Dealing with relationships in Java.
- E.g., the review:movie relationship.
- Every movie has a list of review objects (or, implicitly, references to review objects)
- Every review has a movie field that contains
- the title of the movie being reviewed. NO
- the reference to the review object YES
- E.g., the reviewer:review relationship.
- Every reviewer has a list of review objects (or, implicitly, references to review objects)
- Every review has a reviewer field that contains a reference to the reviewer object
- Why don’t we have just the title?
- The title may change.
- Links are easy to follow and we can get the title from the link.
- You are storing more data. Titles are bigger than references.
- Titles are not unique. There are at least two Bedazzleds and two Jumanjis and two Magificent Sevens and …

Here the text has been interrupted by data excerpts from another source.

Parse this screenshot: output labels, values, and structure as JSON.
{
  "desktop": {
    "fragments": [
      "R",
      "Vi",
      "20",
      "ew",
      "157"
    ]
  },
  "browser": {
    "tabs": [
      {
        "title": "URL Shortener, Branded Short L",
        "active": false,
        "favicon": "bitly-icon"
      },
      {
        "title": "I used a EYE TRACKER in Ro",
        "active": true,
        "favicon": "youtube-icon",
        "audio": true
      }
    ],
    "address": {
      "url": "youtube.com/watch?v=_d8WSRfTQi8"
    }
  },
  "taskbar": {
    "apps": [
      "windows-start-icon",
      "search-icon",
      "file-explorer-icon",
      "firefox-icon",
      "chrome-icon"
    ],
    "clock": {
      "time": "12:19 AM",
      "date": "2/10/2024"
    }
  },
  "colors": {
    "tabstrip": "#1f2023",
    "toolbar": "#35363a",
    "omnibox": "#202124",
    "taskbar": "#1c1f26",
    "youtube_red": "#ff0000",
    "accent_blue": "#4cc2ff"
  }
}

- What principle does your design violate? It isn’t DRY. We’ve
represented the relationship twice.
- That means that there is a potential for a violation
Improving our approach?
- Indicate some aspects of the relationships and rely on the system (or a library) to help with the rest.
- The most common language for modeling data is SQL
- Describing a model in SQL is a lot like describing an object in Java in the sense that you give names and field types.
- One key difference: No lists allowed. One-to-many relationships get handled by the info being only in one object.
- To find all the reviews for a movie, we will search the collection
of reviews for those that link to that movie.
- Sounds inefficient, but lots of work has gone into implementing these databases so that we can quickly gather such info.
- Second key difference: Instead of explicit references we associate an id with each item and refer to those ids
- 1:1 relationship and one model clearly dominates, just shove the fields of the dominated model into the primary model. Alternately, pick one to link to the other.
- 1:many relationship, the one contains the id of the many
- How do we handle many:many relationships, given that we don’t have
lists in our models?
- Add another object that has a one:many relationship to movies and a one:many relationship to actors.
- Sam would call that “role”
Rails takes this a step further: You just describe the relationship you want, it handles things behind the scenes.
Extending our sample model
Identify all of the relationships in our simple model.
- Studio:Movie is many:many
- Role:Movie is one:many, at least in some perspectives
- Role:Actor is one:many, at least in some perspectives
- Review:Reviewer is many:one
- Movie:Setting is many:many
- Movie:Title is just confusing (okay, it’s probably many:one)
Note: It is sometimes better to write your programs so that they adapt from one to many values in a field. (E.g., rather than assuming you have one title, even though you do, write code that assumes you have many.)
Typography detour
When writing, we often use a horizontal line between things.
- Connector: Sam is an anal-retentive person. Connect with hyphen. One dash. Also used in dates in IEEE format, 2017-09-25.
- Range: Sam worked at Grinnell 1997–present. Traditionally, typographers use a longer dash than a hyphen in these situtions. That symbol is called an en-dash (or ndash). Its width is approximately that of an n in the current typeface.
- Separator: Sam—who some consider the strangest person to teach at Grinnell—has trouble coming up with examples. Typographers traditionally use an even longer dash in these situations. It’s an em-dash.